RA: Eu penso que temos que investir na carreira médica, na profissão. Eu tenho dúvidas se a proliferação de cursos é alternativa, porque você tende a associar o maior número de médicos à melhor formação e, nos jornais, está cheio de erros médicos graves, diariamente. O fato é que nos temos que mudar a filosofia do atendimento médico. Temos que voltar à concepção do médico de família. Do atendimento na ponta. No Brasil, o atendimento médico começa no hospital. E o hospital tem que ser o fim.
CM: Nós temos que aprender com a medicina cubana?
RA: Muito. O que é a medicina cubana? É a medicina brasileira antiga. Nós tínhamos na minha família um médico que atendia todo mundo, e quando a coisa se agravava ele passava para um especialista. Hoje, nós só formamos especialistas e não formamos clínicos. O médico atende o paciente em 15 minutos, 5 minutos, e como não o conhece, tende a pedir exames que o Brasil não tem como financiar.
CM: Mudando de assunto, como vão funcionar os chamados palanques duplos que o PSB acertou fazer com o PSDB nos estados?
RA: Não sei. Essa é uma experiência relativamente nova. Eu tenho exemplo de palanque duplo ao contrário, em Pernambuco, na primeira candidatura do Eduardo Campos, em que ele disputou com o Humberto Costa (PT), ambos apoiando o Lula. Ambos estavam no palanque do Lula toda vez que ele ia a Pernambuco. E funcionou muito bem.
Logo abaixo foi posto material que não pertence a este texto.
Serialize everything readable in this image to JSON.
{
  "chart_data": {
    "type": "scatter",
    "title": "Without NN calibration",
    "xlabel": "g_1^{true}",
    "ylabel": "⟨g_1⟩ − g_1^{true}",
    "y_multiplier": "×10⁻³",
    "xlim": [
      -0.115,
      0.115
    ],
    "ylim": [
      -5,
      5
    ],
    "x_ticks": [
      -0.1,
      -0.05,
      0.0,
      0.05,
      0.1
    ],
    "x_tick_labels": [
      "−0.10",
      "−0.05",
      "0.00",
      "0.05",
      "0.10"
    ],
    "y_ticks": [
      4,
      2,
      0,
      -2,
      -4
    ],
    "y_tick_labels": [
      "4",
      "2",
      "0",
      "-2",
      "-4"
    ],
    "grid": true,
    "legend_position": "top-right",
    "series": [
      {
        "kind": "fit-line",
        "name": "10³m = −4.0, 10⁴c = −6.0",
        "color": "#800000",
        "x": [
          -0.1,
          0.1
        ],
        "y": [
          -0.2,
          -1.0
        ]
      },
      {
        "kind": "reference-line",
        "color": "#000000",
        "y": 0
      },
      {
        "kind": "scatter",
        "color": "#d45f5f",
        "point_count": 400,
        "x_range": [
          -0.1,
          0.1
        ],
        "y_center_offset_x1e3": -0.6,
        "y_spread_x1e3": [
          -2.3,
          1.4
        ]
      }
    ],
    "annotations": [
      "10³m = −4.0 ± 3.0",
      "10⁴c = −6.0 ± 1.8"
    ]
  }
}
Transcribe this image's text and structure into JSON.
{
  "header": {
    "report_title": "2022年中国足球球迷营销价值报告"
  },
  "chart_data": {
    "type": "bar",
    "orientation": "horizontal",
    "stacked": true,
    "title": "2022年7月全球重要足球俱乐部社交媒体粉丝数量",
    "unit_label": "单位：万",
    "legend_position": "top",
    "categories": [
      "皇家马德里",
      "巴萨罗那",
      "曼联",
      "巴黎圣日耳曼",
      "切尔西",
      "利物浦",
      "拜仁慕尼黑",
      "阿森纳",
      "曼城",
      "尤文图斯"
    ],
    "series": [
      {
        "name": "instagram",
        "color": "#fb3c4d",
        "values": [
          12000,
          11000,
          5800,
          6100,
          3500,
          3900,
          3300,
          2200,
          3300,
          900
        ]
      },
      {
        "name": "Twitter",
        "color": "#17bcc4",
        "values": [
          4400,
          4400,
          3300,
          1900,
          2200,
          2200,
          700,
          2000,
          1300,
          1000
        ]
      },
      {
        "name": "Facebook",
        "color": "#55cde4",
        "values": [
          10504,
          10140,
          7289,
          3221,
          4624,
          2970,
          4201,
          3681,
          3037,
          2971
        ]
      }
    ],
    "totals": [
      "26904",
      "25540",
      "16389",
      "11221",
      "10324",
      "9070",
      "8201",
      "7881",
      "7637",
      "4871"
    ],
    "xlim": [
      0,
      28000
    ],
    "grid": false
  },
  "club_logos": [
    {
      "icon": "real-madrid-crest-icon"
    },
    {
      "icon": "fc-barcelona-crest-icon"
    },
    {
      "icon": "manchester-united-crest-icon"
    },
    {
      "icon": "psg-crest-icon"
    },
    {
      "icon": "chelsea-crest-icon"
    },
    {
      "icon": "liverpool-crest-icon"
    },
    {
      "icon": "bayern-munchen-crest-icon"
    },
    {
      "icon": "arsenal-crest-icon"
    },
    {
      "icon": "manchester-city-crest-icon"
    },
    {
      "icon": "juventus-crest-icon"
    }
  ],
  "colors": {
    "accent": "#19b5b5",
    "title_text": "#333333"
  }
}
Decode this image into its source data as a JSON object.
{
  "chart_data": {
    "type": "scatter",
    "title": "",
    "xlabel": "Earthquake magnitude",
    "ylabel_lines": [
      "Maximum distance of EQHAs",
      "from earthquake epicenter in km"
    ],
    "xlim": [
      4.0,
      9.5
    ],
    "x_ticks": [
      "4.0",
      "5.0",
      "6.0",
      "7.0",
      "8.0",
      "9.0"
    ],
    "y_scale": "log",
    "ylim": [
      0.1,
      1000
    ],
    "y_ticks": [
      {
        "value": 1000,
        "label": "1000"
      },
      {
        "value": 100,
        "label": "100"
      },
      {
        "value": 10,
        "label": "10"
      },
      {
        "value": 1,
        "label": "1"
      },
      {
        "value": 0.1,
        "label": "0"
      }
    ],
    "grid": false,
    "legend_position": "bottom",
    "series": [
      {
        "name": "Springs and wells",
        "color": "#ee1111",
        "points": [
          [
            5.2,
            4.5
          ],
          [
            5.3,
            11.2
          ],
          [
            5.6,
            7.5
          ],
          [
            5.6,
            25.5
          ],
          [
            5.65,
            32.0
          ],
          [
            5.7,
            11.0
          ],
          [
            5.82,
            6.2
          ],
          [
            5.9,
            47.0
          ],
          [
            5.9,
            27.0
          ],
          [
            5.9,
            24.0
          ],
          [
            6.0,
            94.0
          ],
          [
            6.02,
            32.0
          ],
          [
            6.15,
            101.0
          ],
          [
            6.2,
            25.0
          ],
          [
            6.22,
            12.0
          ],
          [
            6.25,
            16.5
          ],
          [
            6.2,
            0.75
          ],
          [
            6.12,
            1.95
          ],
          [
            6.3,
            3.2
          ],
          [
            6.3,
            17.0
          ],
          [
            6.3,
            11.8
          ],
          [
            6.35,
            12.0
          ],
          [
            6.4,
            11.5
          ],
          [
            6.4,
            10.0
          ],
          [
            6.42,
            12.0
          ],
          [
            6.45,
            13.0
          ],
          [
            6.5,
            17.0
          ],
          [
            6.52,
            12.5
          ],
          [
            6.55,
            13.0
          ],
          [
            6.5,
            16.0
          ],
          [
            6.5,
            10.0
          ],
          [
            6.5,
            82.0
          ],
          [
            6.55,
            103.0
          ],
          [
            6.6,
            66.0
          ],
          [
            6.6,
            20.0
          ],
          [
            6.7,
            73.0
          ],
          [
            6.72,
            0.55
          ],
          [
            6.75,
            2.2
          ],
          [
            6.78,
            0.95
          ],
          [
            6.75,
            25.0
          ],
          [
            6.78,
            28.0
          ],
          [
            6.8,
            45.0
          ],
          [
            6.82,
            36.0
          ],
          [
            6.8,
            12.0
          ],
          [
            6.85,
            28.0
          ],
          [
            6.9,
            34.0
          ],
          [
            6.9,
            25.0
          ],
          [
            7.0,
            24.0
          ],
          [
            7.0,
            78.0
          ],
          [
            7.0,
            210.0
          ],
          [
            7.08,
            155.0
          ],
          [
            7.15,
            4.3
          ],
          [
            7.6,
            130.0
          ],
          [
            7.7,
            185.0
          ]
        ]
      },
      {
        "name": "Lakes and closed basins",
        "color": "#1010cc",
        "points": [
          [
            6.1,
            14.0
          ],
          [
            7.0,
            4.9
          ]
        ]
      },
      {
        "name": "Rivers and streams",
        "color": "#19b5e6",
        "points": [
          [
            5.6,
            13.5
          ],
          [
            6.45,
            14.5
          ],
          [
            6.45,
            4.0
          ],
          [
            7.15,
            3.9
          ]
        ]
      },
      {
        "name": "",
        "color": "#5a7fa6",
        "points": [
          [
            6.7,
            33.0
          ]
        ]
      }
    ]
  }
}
CM: E agrada ao senhor esse acordo com o PSDB para os palanques duplos?
RA: A política a gente não faz só com que nos agrada. A gente faz de acordo com as contingências. Eu gostaria que nossa formação fosse “A”, mas as circunstâncias e as contingências determinam que seja “B”. Ser apoiado pelo PSDB não tem problema nenhum. O que eu não quero é que ele influencie nosso programa.
CM: E o senhor acredita que será possível impedir essa influência?
RA: Claro. Os apoios serão em nível estadual e, no nacional, nós iremos disputar com o candidato do PSDB, seja Aécio ou Serra.
CM: E não lhe parece contradição que ocorram palanques duplos com o PSDB enquanto ocorre uma caça às bruxas nos estados que querem apoiar a candidatura da presidenta Dilma?
RA: Esses palanques duplos não são com o PSDB Nacional, são para candidaturas regionais. O pleito do Ceará era o direito de ter uma dissidência na sucessão presidencial. É totalmente diferente, porque o partido tem e terá uma candidatura própria.
CM: E o partido também terá palanques duplos com o PT nos estados?
RA: Terá vários.
CM: No Rio, isso será possível?
RA: No Rio está tudo aberto. Só temos três coisas definidas: não apoiaremos nem o Pezão (vice-governador do RJ), nem o Garotinho (deputado federal pelo PR) e nem o PSDB. Essas três coisas estão claras. E vamos aguardar o que vem. No Espírito Santo, estamos aliados com o PT. Estamos aliados com o PT em sete estados. No Rio, está aberto porque não temos nenhuma candidatura definida ainda, nem a do Lindberg (senador pelo PT e possível candidato do partido ao governo do Rio).